La intensidad subía como fiebre. Sofía se retorció bajo mi lengua, corriéndose primero, chorro caliente salpicando mi cara, gritando "¡Me vengo, cabrones!". Su orgasmo me empujó al borde. Marco aceleró, sus bolas peludas golpeando mi clítoris con cada embestida, manos apretando mis caderas. El sudor nos cubre, resbaloso y salado, el aire espeso de gemidos y olor a sexo. Me vine como explosión, paredes de mi panocha contrayéndose alrededor de su verga, jugos chorreando por mis muslos, visión borrosa de placer puro.

Marco no se detuvo, la sacó de mí y la metió en Sofía, que abrió las piernas como diosa. La folló duro, sus tetas rebotando, yo besándola para ahogar sus gritos. Luego nos puso a las dos de rodillas, verga en mano, masturbándose furioso.

"Abran la boca, putitas"
, ordenó juguetón. Eyaculó chorros espesos y calientes, salpicando nuestras caras, lenguas extendidas lamiendo cada gota, sabor amargo y adictivo.

Acto tres: el afterglow. Nos derrumbamos en el sillón, cuerpos entrelazados, pieles pegajosas de sudor y fluidos.
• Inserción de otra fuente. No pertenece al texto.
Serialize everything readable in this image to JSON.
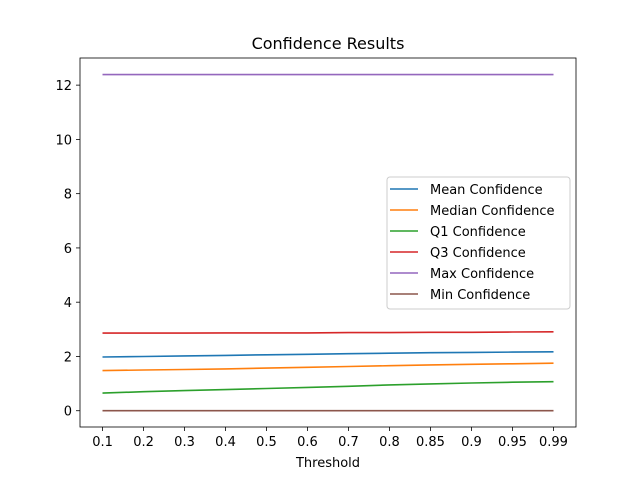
{
  "chart_data": {
    "type": "line",
    "title": "Confidence Results",
    "xlabel": "Threshold",
    "ylabel": "",
    "categories": [
      "0.1",
      "0.2",
      "0.3",
      "0.4",
      "0.5",
      "0.6",
      "0.7",
      "0.8",
      "0.85",
      "0.9",
      "0.95",
      "0.99"
    ],
    "ylim": [
      -0.6,
      13.0
    ],
    "yticks": [
      0,
      2,
      4,
      6,
      8,
      10,
      12
    ],
    "grid": false,
    "legend_position": "center-right",
    "series": [
      {
        "name": "Mean Confidence",
        "color": "#1f77b4",
        "values": [
          1.98,
          2.0,
          2.02,
          2.04,
          2.06,
          2.08,
          2.1,
          2.12,
          2.14,
          2.15,
          2.16,
          2.17
        ]
      },
      {
        "name": "Median Confidence",
        "color": "#ff7f0e",
        "values": [
          1.48,
          1.5,
          1.52,
          1.54,
          1.57,
          1.6,
          1.63,
          1.66,
          1.69,
          1.71,
          1.73,
          1.75
        ]
      },
      {
        "name": "Q1 Confidence",
        "color": "#2ca02c",
        "values": [
          0.65,
          0.7,
          0.74,
          0.78,
          0.82,
          0.86,
          0.9,
          0.95,
          0.99,
          1.02,
          1.05,
          1.07
        ]
      },
      {
        "name": "Q3 Confidence",
        "color": "#d62728",
        "values": [
          2.86,
          2.86,
          2.86,
          2.87,
          2.87,
          2.87,
          2.88,
          2.88,
          2.89,
          2.89,
          2.9,
          2.91
        ]
      },
      {
        "name": "Max Confidence",
        "color": "#9467bd",
        "values": [
          12.39,
          12.39,
          12.39,
          12.39,
          12.39,
          12.39,
          12.39,
          12.39,
          12.39,
          12.39,
          12.39,
          12.39
        ]
      },
      {
        "name": "Min Confidence",
        "color": "#8c564b",
        "values": [
          0.0,
          0.0,
          0.0,
          0.0,
          0.0,
          0.0,
          0.0,
          0.0,
          0.0,
          0.0,
          0.0,
          0.0
        ]
      }
    ]
  }
}
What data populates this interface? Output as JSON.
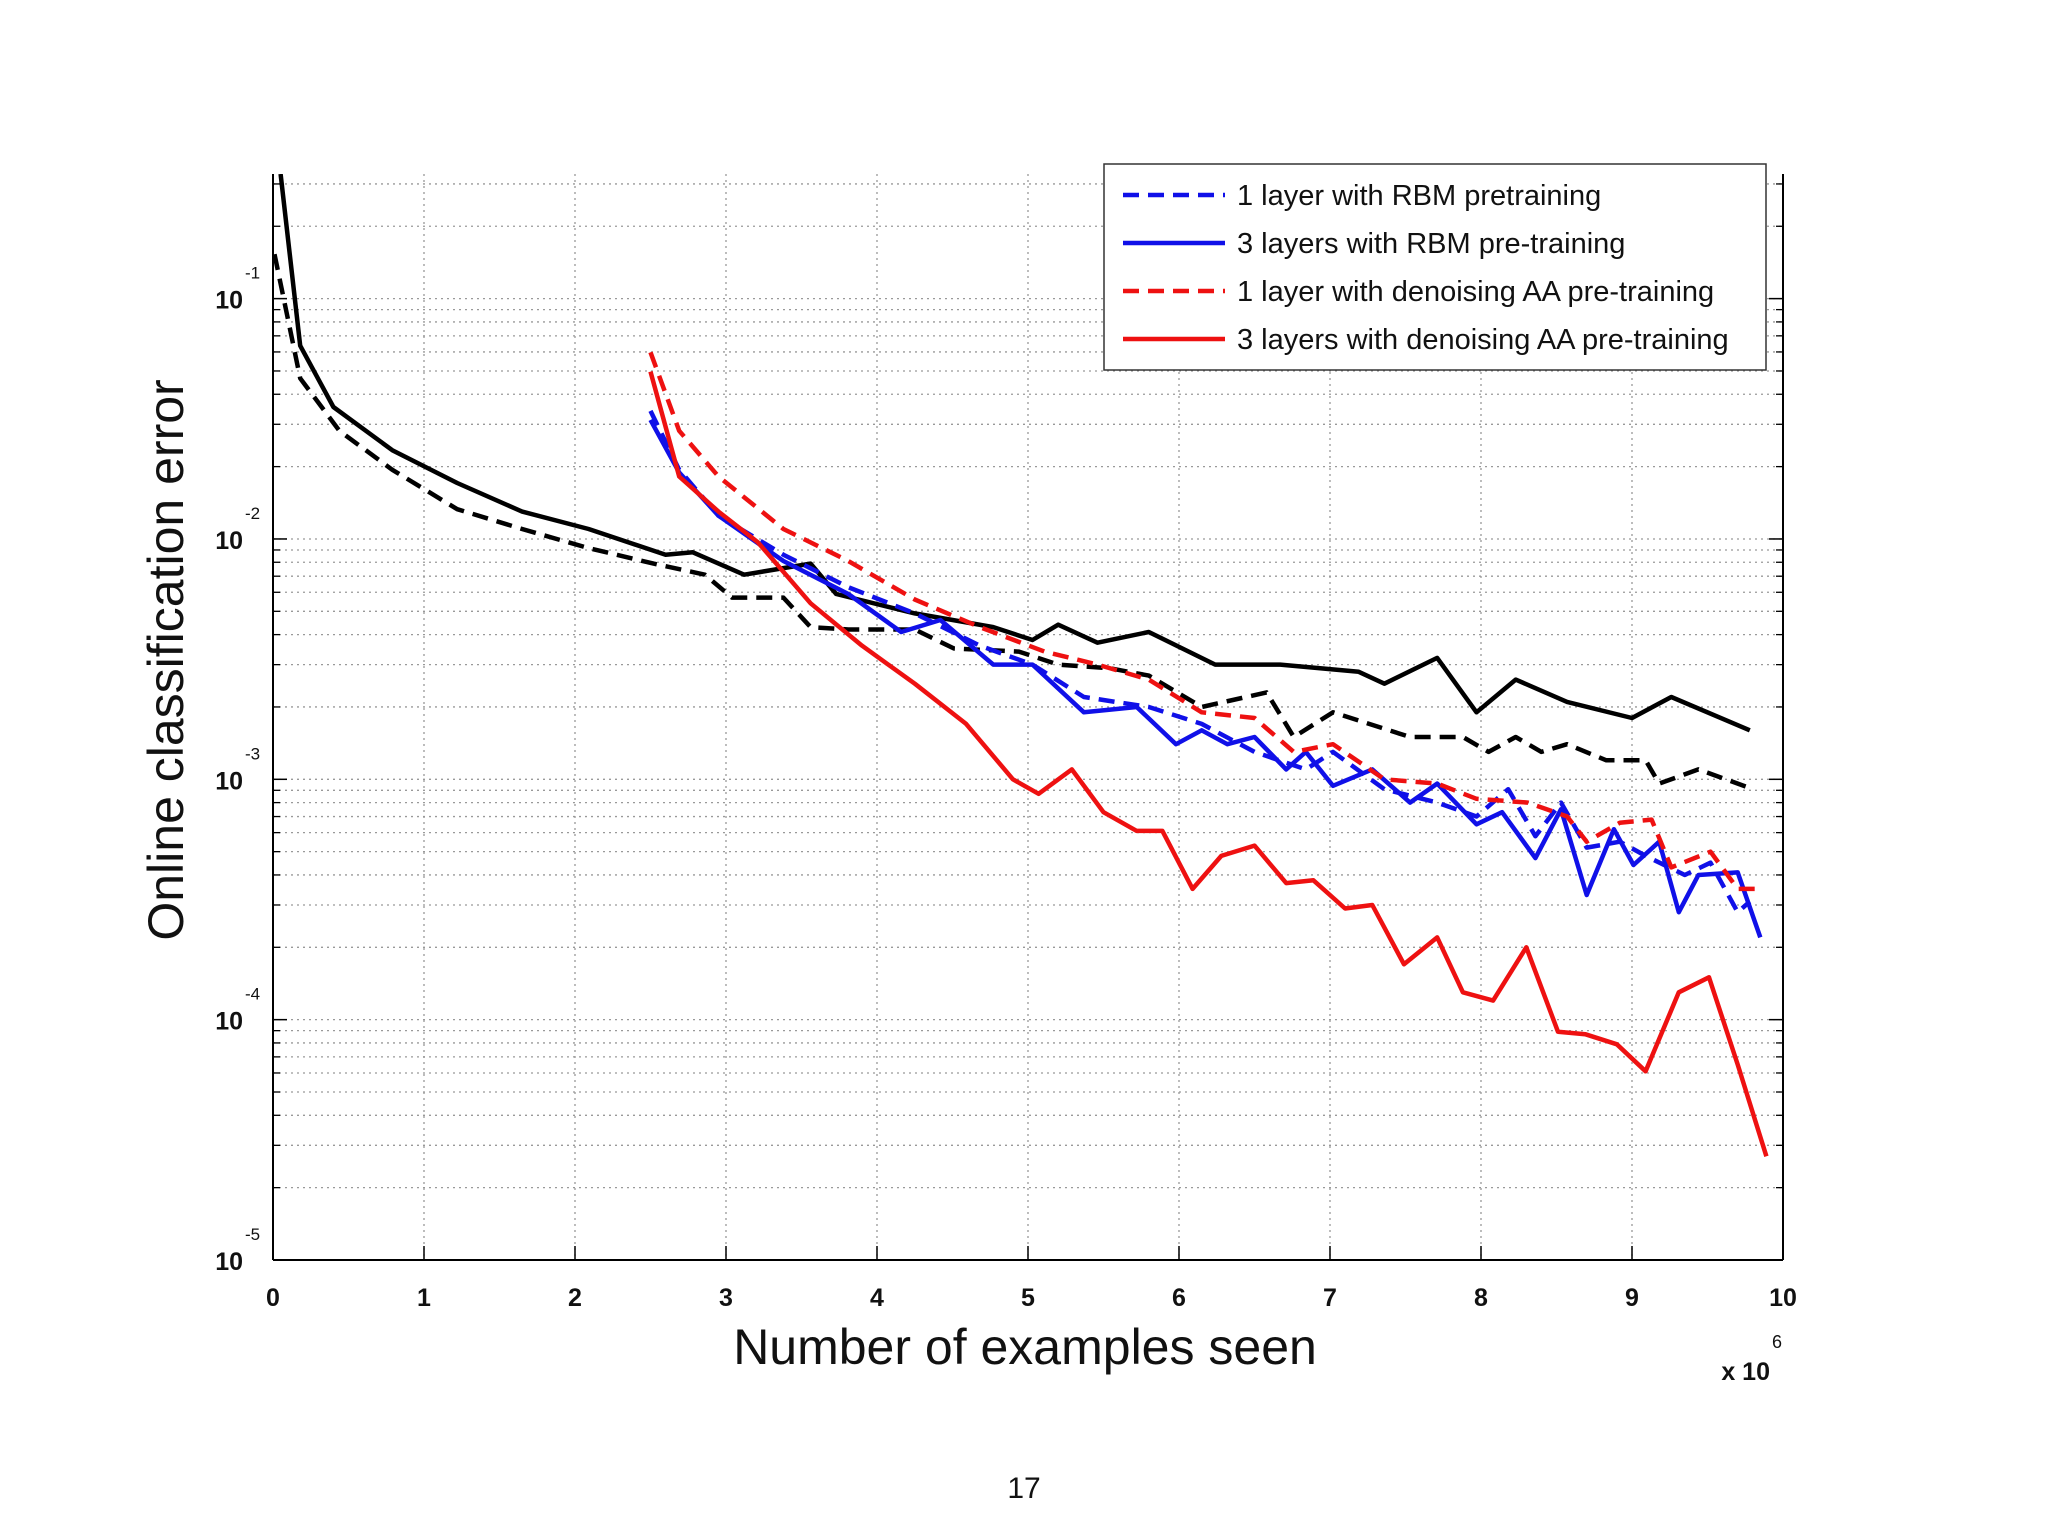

El silencio roto solo por respiraciones agitadas, el olor a sexo impregnando todo como perfume prohibido. Sofía me acarició el pelo, besándome suave. Esto fue más que un polvo, fue conexión pura, pensé, el cuerpo pesado de satisfacción, músculos temblando aún.

Marco se recargó en nosotras,

"Neta, el mejor trio sexual porno de mi vida, pero en vivo y con dos reinas"
. Reímos bajito, compartiendo miradas cómplices. Afuera, la ciudad seguía su ritmo caótico, pero aquí dentro, en nuestro nido de placer, todo era paz y promesas de más noches así. Me dormí entre sus brazos, sabiendo que habíamos cruzado una línea deliciosa, empoderadas y libres, listas para repetir cuando el deseo volviera a llamar.